Per guidelines issued to schools from the Illinois State Board of Education: “The immigration status of the parent or child has no bearing on the rights of the student to enroll. The laws of Illinois and the United States guarantee all students, including undocumented immigrant students, access to a free public education through grade twelve until the age of 21, regardless of immigrant status.”
There’s also a stipulation that “districts must not inquire about the immigration status of a student or parent; they must not require parents or adult caretakers to provide any information concerning their or their children’s immigration status.”
Navigating the maze of government benefits and resources is always difficult, but it gets even more complicated when residency status is added to the mix.
Illinois Secretary of Human Services Grace Hou helped to create Immigrant Welcoming Centers, meant to serve as one-stop shops to help immigrants to reach the resources at the end of that maze.
They fell out of favor during the administration of former Gov. Bruce Rauner and when Illinois’ budget was at a standstill, but funding has now been restored and increased. Originally, the centers were run by state employees, but now the state helps fund centers run by nonprofit organizations, like Family Focus Nuestra Familia in the Hermosa neighborhood.
“We understand that families are complex.

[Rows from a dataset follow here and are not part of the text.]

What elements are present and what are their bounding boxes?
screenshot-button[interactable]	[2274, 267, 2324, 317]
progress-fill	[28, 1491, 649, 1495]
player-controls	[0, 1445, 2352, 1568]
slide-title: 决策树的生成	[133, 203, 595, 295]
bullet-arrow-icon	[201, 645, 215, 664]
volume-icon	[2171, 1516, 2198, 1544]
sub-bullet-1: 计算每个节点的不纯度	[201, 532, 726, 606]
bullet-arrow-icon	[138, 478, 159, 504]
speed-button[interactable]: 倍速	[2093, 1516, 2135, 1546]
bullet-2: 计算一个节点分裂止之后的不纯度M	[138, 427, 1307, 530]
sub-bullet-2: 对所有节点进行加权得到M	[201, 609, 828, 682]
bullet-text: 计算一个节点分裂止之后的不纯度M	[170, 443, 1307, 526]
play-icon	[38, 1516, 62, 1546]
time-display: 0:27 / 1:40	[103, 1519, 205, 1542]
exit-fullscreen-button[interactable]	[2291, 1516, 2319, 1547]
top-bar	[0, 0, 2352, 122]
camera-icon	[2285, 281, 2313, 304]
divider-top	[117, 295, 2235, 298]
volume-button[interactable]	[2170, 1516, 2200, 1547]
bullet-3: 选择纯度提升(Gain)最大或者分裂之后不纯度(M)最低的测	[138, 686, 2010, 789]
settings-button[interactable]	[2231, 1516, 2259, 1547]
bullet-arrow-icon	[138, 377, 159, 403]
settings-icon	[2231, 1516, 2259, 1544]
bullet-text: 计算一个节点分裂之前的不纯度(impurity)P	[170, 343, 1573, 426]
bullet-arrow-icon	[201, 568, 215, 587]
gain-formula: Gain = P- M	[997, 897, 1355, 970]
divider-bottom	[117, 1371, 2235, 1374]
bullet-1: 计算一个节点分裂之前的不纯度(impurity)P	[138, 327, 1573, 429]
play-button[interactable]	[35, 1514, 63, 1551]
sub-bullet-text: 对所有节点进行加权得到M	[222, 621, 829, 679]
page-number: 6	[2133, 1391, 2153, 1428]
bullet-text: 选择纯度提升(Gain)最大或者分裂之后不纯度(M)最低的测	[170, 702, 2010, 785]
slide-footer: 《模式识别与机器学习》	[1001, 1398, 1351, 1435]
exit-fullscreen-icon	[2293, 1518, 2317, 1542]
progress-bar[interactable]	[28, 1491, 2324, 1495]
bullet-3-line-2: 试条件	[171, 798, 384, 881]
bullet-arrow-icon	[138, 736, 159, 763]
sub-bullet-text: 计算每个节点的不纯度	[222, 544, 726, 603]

There may be families that have a whole different group of, you know, residency statuses in their families – someone might have been born here, someone may be undocumented and someone might be a legal permanent resident. We don’t ask those questions. Our hope really is to connect them to the services they need to meet their families’ goals, to provide language access … so that they can be successful residents in the state of Illinois,” Family Focus Vice President of Centers Mariana Osoria said Tuesday.
Resources can include everything from early childhood programs and home visits to language classes.
Varying circumstances make it difficult to say just what government services are, and are not, available to immigrants residing in the country illegally.
But by and large, undocumented immigrants are not eligible for Medicaid (exceptions could include an emergency health issue or pregnancy), Temporary Assistance for Needy Families (TANF) or the Supplemental Nutrition Assistance Program (SNAP).
Still, hospitals must care for anyone in medical need. And Illinois covers health care for all children under its All Kids program.
And while undocumented immigrants may lack a Social Security number, they can – and legally should – file and pay income taxes using an Individual Taxpayer Identification Number issued by the Internal Revenue Service.
That doesn’t mean they will get unemployment benefits should an undocumented immigrant lose his or her job
According to the Illinois Department of Employment Security, “unemployment benefits are only available to people with permanent resident status or were otherwise permanently residing under color of law at the time when work was performed.”
Hou fears that Trump’s policies and threats of ICE raids will have a chilling effect that keeps immigrants from seeking the benefits for which they are eligible.
“The fear will drive them away from the program. As state government and trying to work in close collaboration with our community partners, there’s probably no bigger thing that you can fight against than fear. Because it’s the unknown. It’s nebulous. So we can say you’re eligible for this (program), right? But the fear of what may happen to them if they participate in this program either now, or in the future as more federal policies get unveiled … I think that we’re seeing this fear in communities,” Hou said.
Earlier this month, Illinois Secretary of State Jesse White sent notice that his office does not share information about a person’s legal status with ICE, following national reports of agents using other states’ driver’s license databases to identify undocumented persons.
Illinois residents who do not have visas can apply for a Temporary Visitors Driver’s License; according to White’s office, more than 216,000 are currently legally driving in Illinois on a TVDL.